Brain Maps and the Outside World

But how does the brain know what odors the nose has detected? This is a specific version of the problem of “representation”: when we look within the brain, how is information about the outside world organized to enable sensory processing and behaviors? This is a foundational problem in neurobiology, one that has driven generations of scientists to study the brain. Although the details vary for each sensory modality, the traditional framework for understanding how the brain understands the outside world centers around the idea of the map: neurons build maps of the outside world within the brain and these maps are read by other parts of the brain to generate behaviors.

The brain contains with it internal representations of the outside world organized as topographical maps. Perhaps the most famous of these is the Penfield map (left) in which the neurons that respond to touch sensory information are spatially organized into a miniature version of the body itself called a homunculus (left). This map does not literally recaptitulate the spatial relationships within the body, but rather emphasizes those body parts for which touch is most critical, such as the hands and lips (right).

Perhaps the most famous brain map is the Penfield map – there are regions of the brain devoted to our sense of touch, and these regions are spatially organized just like the body is spatially organized, with neurons that respond to touch on the forearm residing right next to neurons that respond to touch on the elbow, and so on. This map of the body within the brain — with some imagination — looks just like a person. The important concept here is that what the brain needs to know when we are being touched is where we are being touched — and that is why the spatial relationships amongst the touch receptors in our body are maintained in the spatial relationships amongst the neurons that respond to touch in our brains. There are maps for other sensory modalities within the brain as well: the retinotopic map, in which neurons that are near each other in the visual cortex respond to spots of light that fall near each other on the retina (which in turn correspond to adjacent positions in visual space) and the tonotopic map, in which neurons that are near each other in the auditory cortex respond to similar frequencies of sound.

Drawings from Ramon y Cajal (left) and Gray (right) illustrating that axons from olfactory sensory neurons in the nose terminate in individual glomeruli within the olfactory bulb. The axons of all olfactory receptor neurons that express a given odorant receptor converge on the same glomerulus; each glomerulus is therefore a kind of computational unit that contains information about the activity of a single odorant receptor.

The brain also houses a map of the outside olfactory world. This map is built by the terminations of olfactory sensory neuron axons within the olfactory bulb. This map operates using three key organizational principles. First, each olfactory receptor neuron (and there are about 2 million in a mouse nose) expresses just one of the 1000 possible receptors. They make a choice to express one specific receptor early in development and then stick with that choice for their entire lifetime. Second, all of the sensory neurons that express any particular receptor send axons that converge on a single structure within each olfactory bulb called a glomerulus. Third, the spatial position within the bulb of any particular glomerulus is the same in every animal. Together, these features have an important consequence: odors activate specific sets of olfactory sensory neurons in the nose which in turn activate specific sets of glomeruli within the olfactory bulb.

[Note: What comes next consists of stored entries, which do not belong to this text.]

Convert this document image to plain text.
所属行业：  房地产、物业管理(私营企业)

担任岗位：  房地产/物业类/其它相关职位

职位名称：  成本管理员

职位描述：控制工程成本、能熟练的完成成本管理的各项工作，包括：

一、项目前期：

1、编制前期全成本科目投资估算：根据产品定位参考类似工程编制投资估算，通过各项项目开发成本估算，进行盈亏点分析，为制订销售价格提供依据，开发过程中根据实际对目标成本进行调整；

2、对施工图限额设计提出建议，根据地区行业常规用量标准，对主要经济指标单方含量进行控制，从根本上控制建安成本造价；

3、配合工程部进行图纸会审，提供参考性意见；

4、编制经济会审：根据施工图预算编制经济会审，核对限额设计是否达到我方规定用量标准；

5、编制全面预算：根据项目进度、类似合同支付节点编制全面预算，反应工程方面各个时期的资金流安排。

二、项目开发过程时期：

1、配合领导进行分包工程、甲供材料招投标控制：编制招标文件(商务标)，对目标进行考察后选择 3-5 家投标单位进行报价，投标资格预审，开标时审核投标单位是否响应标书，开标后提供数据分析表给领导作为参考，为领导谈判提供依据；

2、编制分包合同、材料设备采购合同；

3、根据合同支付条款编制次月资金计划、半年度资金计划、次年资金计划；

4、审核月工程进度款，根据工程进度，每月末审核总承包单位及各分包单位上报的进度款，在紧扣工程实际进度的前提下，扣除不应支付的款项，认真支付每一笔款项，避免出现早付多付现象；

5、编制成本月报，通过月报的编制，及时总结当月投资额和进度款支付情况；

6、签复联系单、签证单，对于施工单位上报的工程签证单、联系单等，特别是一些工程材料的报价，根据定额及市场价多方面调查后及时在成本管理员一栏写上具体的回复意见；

Information about what odors the nose is detecting is organized into a spatial map within the olfactory bulb – the top panel shows the pattern of electrical activity (with more activity represented by more color) elicited by three different odors in the olfactory bulbs of mice. Each individual spot is a glomerulus that is receiving input from a single type of odorant receptor in the nose; each odor activates different sets of these receptors, and hence each odor elicits unique patterns of glomerular activity within the olfactory bulb. Because the spatial location of any given glomerulus is the same from animal to animal, we can determine what an animal is smelling based upon the specific pattern of activated glomeruli, much as we identify constellations based upon the invariant spatial relationships between individual stars (lower).

Because the specific pattern of glomeruli that any given odor activates are unique (i.e. the pattern of cherry is different from the pattern of beer), and because the spatial relationships amongst the different glomeruli are the same from animal to animal (i.e. the pattern of cherry is the same in you and me), the spatial pattern of glomeruli activated in response to an odor can be used to identify what the animal is smelling. Perhaps the best analogy is to gazing at the night sky: we can identify individual constellations (odors) by observing the conserved spatial relationships amongst the stars (glomeruli).